Players in this class throw the ball with the hand. They are not eligible for assistance.
Players in this class have very severe locomotor dysfunction in all four extremities. Players in this class have no sustained grasp or release action and although they may have arm movement, they have insufficient range of movement to propel a Boccia ball onto the court. They may use an assistive device such as a ramp to deliver the ball. They may compete with an assistant; assistants must keep their back to the court and their eyes averted from play
Players in this class have severe locomotor dysfunction of all four extremities as well as poor trunk control. They can demonstrate sufficient dexterity to throw the ball onto the court. Players are not eligible for assistance.
Boccia can be played by individuals, pairs, or teams of three. All events are mixed gender. The aim of the game is to throw leather balls – coloured red or blue (which side gets which is determined by a coin toss) – as close as they can to a white target ball, or jack. Each side has six balls per ‘end’, and each end is timed. The jack is thrown first, then the first two regular balls are played, (first, the player who threw the jack then the opposing side), after which, the side furthest away from the jack goes next in an attempt to either get closer to the jack or knock the opposition’s ball out of the way. In this fashion, each end will continue until one side has played all six balls, at which point, the opposing side will play their remaining balls. When each end is finished, the referee identifies ball (or balls) of the same colour closest to the jack, and awards points accordingly – one point for each ball that is closer to the jack than the opponent’s closest ball. The team/player with the highest number of points at the end of play is the winner. If both teams have the same amount of points after all ends have been played, one additional end is played to determine a winner.

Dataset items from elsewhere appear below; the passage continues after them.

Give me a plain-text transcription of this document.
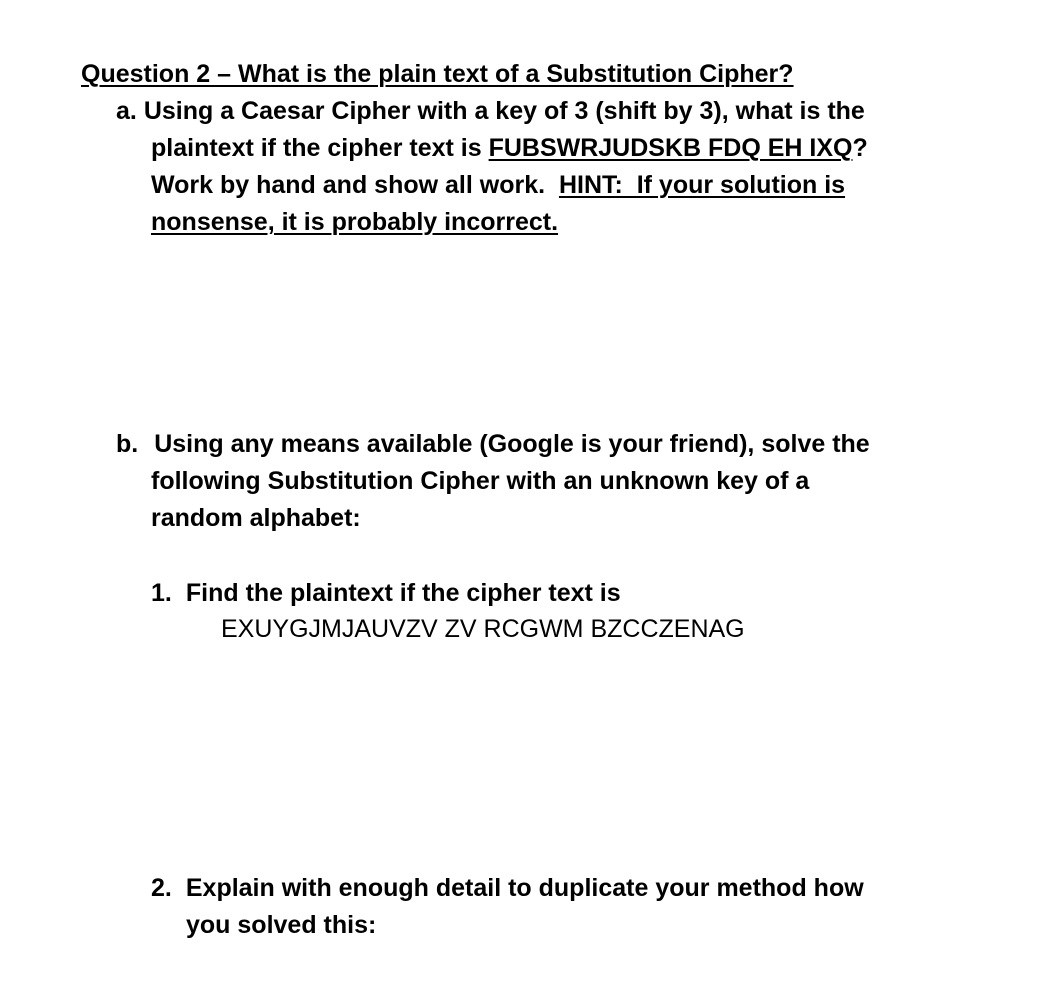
Question 2 – What is the plain text of a Substitution Cipher?
a. Using a Caesar Cipher with a key of 3 (shift by 3), what is the
plaintext if the cipher text is FUBSWRJUDSKB FDQ EH IXQ?
Work by hand and show all work.  HINT:  If your solution is
nonsense, it is probably incorrect.
b. Using any means available (Google is your friend), solve the
following Substitution Cipher with an unknown key of a
random alphabet:
1. Find the plaintext if the cipher text is
EXUYGJMJAUVZV ZV RCGWM BZCCZENAG
2. Explain with enough detail to duplicate your method how
you solved this:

Individual competition consists of four ends and six balls per player per end, whilst paired competition is four ends and six balls per pair per end (three per player). Team competition is six ends, and six balls per team per end (two per player). In pair and team events, a reserve player is allowed. Between ends a reserve can be substituted for a player during a game, but only one substitution per game is permitted.
Boccia is played on a court measuring 12.5 × 6 m with 2 m of empty space around it. The surface of the court is flat and smooth. The throwing area is divided into six rectangular throwing boxes in which the athletes must stay completely within during play. On the court is a V-shaped line over which the jack must cross for the throw to be valid. At the end of the court is the ‘dead ball container’ which balls are put in if they are thrown outside of the time limit, out of the area of play or the athlete violates a rule during his or her throw. A cross marks the position where the jack must be placed if it touches or crosses the boundary line or in the case of a tie break. The balls are made of leather and are slightly larger than a tennis ball, weighing approximately 275 grams and measuring 270mm in circumference. Boccia balls are available in different grades of softness and hardness.